Sin embargo, son abundantes las formas menos benévolas de parcialismo. Los “partidos” políticos son precisamente lo que su nombre indica: representación de una “parte”. Tal y como comentaba Mumford en “La conducta de la vida”, “El mundo se ha dividido, en primer lugar, en dos grandes grupos: los conservadores y los radicales, o como los llamó Comte, el partido del orden y el partido del progreso, como si tanto el orden y el cambio, la estabilidad y la variación, la continuidad y la novedad, no fueran igualmente fundamentales atributos de la vida”. La mayor parte de los partidos, incluso cuando tienen la oportunidad de gobernar, rara vez consiguen desprenderse de su parcialidad. Aunque todos dicen que gobernarán para “todos”, en la práctica gobiernan para una “parte”, la que les ha votado. Su discurso, en el gobierno o en la oposición, siempre busca más la división que la comunión. De hecho de esta división ficticia depende alcanzar el poder. Cuanto más polarizada esté la sociedad, más fácil será conseguir el respaldo electoral que permitirá al partido triunfador hacerse con el control de la administración local, autonómica o nacional. Este descabellado planteamiento provoca un fraccionamiento de la sociedad que impide o dificulta la consecución de objetivos comunes que nos permitan salir de la actual crisis multidimensional en la que estamos inmersos.
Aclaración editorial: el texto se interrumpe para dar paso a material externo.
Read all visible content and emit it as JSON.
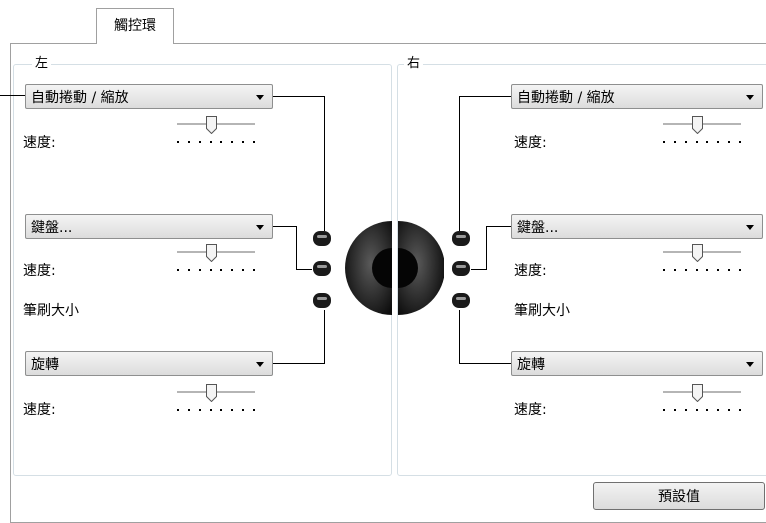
{
  "tab": {
    "label": "觸控環"
  },
  "left": {
    "title": "左",
    "rows": [
      {
        "dropdown": "自動捲動 / 縮放",
        "speed_label": "速度:",
        "extra_label": ""
      },
      {
        "dropdown": "鍵盤...",
        "speed_label": "速度:",
        "extra_label": "筆刷大小"
      },
      {
        "dropdown": "旋轉",
        "speed_label": "速度:",
        "extra_label": ""
      }
    ]
  },
  "right": {
    "title": "右",
    "rows": [
      {
        "dropdown": "自動捲動 / 縮放",
        "speed_label": "速度:",
        "extra_label": ""
      },
      {
        "dropdown": "鍵盤...",
        "speed_label": "速度:",
        "extra_label": "筆刷大小"
      },
      {
        "dropdown": "旋轉",
        "speed_label": "速度:",
        "extra_label": ""
      }
    ]
  },
  "footer": {
    "default_button": "預設值"
  },
  "icons": {
    "dropdown_arrow": "triangle-down",
    "touch_ring": "touch-ring",
    "express_button": "pill-button"
  }
}
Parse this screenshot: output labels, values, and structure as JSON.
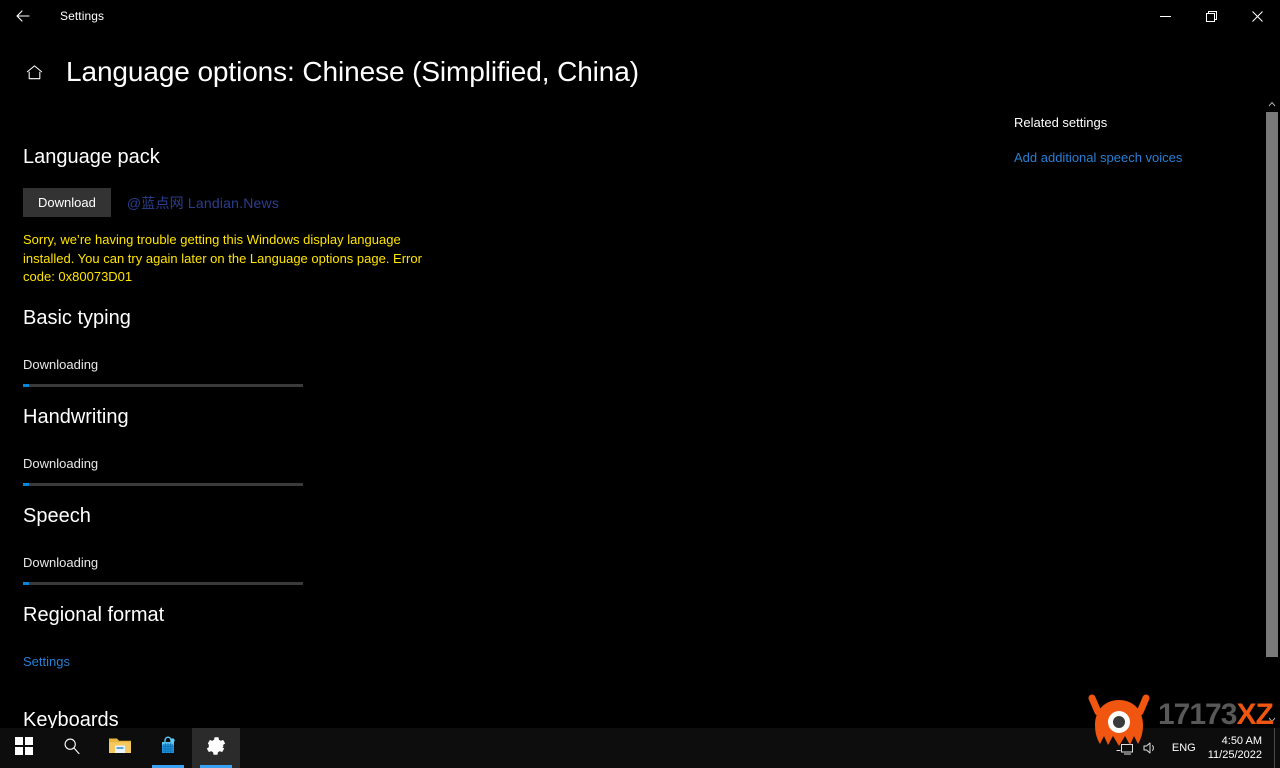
{
  "window": {
    "titlebar_label": "Settings",
    "back_icon": "back-arrow-icon",
    "minimize_label": "Minimize",
    "maximize_label": "Restore",
    "close_label": "Close"
  },
  "page": {
    "home_icon": "home-icon",
    "title": "Language options: Chinese (Simplified, China)"
  },
  "main": {
    "language_pack": {
      "heading": "Language pack",
      "download_button": "Download",
      "error_text": "Sorry, we’re having trouble getting this Windows display language installed. You can try again later on the Language options page. Error code: 0x80073D01"
    },
    "basic_typing": {
      "heading": "Basic typing",
      "status": "Downloading",
      "progress_percent": 2
    },
    "handwriting": {
      "heading": "Handwriting",
      "status": "Downloading",
      "progress_percent": 2
    },
    "speech": {
      "heading": "Speech",
      "status": "Downloading",
      "progress_percent": 2
    },
    "regional_format": {
      "heading": "Regional format",
      "settings_link": "Settings"
    },
    "keyboards": {
      "heading": "Keyboards"
    }
  },
  "related": {
    "heading": "Related settings",
    "links": [
      {
        "label": "Add additional speech voices"
      }
    ]
  },
  "watermarks": {
    "inline_site": "@蓝点网 Landian.News",
    "overlay_number": "17173",
    "overlay_suffix": "XZ"
  },
  "taskbar": {
    "items": [
      {
        "name": "start-button",
        "icon": "windows-logo-icon",
        "active": false,
        "running": false
      },
      {
        "name": "search-button",
        "icon": "search-icon",
        "active": false,
        "running": false
      },
      {
        "name": "file-explorer-button",
        "icon": "folder-icon",
        "active": false,
        "running": false
      },
      {
        "name": "microsoft-store-button",
        "icon": "store-bag-icon",
        "active": false,
        "running": true
      },
      {
        "name": "settings-button",
        "icon": "gear-icon",
        "active": true,
        "running": true
      }
    ],
    "tray": {
      "network_icon": "network-monitor-icon",
      "volume_icon": "speaker-icon",
      "language": "ENG",
      "time": "4:50 AM",
      "date": "11/25/2022"
    }
  },
  "colors": {
    "accent_blue": "#0a84d8",
    "link_blue": "#2a7fd4",
    "error_yellow": "#ffe500",
    "button_gray": "#333333",
    "track_gray": "#3a3a3a",
    "watermark_blue": "#2b3e8e",
    "overlay_orange": "#f0560f"
  }
}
En el caso particular de Ceuta, donde la disociación no es sólo política, sino también étnica, cultural y religiosa, supone un riesgo añadido ejercer de aprendiz de brujo con los sentimientos de los ciudadanos. En una ciudad con las singularidades de Ceuta estamos obligados a trabajar con la mente siempre puesta en el bien de todos y del “todo”, dejando al margen parcialidades y cortoplacismos.
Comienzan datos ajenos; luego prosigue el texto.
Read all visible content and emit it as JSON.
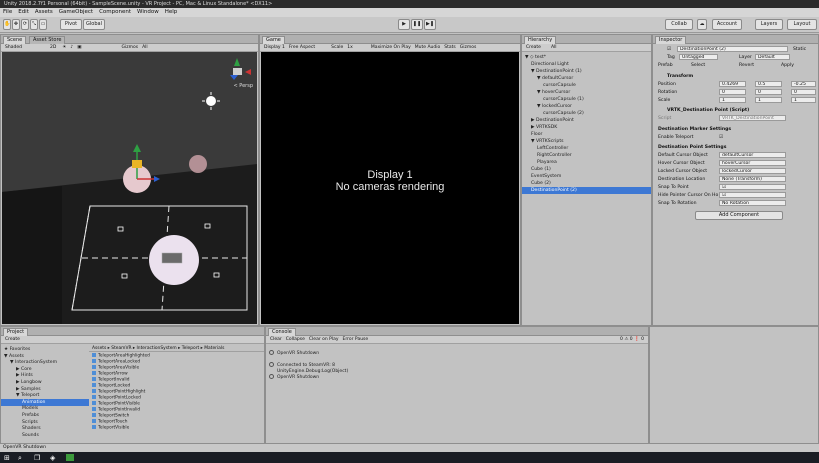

Necesitamos grupos que dejen de trabajar por  “las partes” y se involucren en la definición de una totalidad integradora, equilibrada y plena. Una totalidad en la que “las partes” no se vean oprimidas por el “todo”, pero participen de manera activa, armoniosa, consciente y dinámica. Así es como suena una sinfonía frente al ruido del rebaño.
En una sinfonía, tal y como la describe Waldo Frank, “cada nota surge, habla y desaparece para siempre. Un conjunto de notas se agrupa formando las melodías y los temas; se entrelazan, constituyendo los acordes, que también se levantan y caen, suben y bajan como el flujo y reflujo de la marea. Las innumerables notas que componen la sinfonía alzan por un instante sus voces breves, pasan, y solo la sinfonía queda. Del mismo modo será una nación, con la diferencia de que el que la cree no estará fuera de la música. El creador habrá de ser también una nota individual y un grupo de notas para construir la estructura de la totalidad, conociéndola y viviéndola personalmente en sus  diferentes partes".
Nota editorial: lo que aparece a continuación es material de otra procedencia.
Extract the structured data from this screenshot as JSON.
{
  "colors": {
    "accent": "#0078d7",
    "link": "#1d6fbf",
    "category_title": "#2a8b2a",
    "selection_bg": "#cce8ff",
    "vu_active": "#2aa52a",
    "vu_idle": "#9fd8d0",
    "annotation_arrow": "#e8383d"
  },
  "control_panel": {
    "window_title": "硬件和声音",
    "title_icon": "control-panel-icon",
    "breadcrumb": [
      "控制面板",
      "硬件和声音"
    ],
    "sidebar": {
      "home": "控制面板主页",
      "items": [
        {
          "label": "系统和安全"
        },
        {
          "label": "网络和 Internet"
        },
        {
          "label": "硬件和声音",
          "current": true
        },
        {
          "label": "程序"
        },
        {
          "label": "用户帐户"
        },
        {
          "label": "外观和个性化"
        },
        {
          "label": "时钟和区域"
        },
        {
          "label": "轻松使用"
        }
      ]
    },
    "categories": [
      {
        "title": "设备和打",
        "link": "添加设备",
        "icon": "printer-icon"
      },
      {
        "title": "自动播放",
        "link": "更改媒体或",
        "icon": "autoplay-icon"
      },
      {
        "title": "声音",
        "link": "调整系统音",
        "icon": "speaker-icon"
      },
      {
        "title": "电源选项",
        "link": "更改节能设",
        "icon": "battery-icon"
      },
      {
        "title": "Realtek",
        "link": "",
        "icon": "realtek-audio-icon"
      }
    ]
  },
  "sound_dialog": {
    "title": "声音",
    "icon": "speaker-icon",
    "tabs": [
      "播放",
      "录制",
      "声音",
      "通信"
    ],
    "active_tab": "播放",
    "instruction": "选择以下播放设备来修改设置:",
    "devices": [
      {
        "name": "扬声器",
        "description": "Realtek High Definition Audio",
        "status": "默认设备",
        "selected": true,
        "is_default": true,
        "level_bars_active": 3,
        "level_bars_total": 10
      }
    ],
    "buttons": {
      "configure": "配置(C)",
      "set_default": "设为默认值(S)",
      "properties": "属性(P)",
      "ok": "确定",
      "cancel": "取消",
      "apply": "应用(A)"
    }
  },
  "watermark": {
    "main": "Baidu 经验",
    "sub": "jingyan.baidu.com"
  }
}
Ceuta, para nuestra desgracia, no suena a sinfonía, sino a cacofonía. No hemos sido capaces de consensuar una partitura armoniosa. Todos quieren llevar la voz cantante e imponer su particular melodía. El director hace tiempo que ha perdido el control de la orquesta y los instrumentistas no consiguen ponerse de acuerdo. Todo ello provoca un ruido ensordecedor que contrasta con el silencio cómplice de una sociedad adormecida, conformista e indiferente ante los problemas que ponen en peligro el futuro de nuestra ciudad. Tal y como declaró Albert Camus en la introducción a su obra “Problemas de nuestra época”, “todos seremos responsables solidarios, cada uno de nosotros, debe dar testimonio de lo que hizo y de lo que dijo”. Y también, añado yo, de lo que calló y consistió.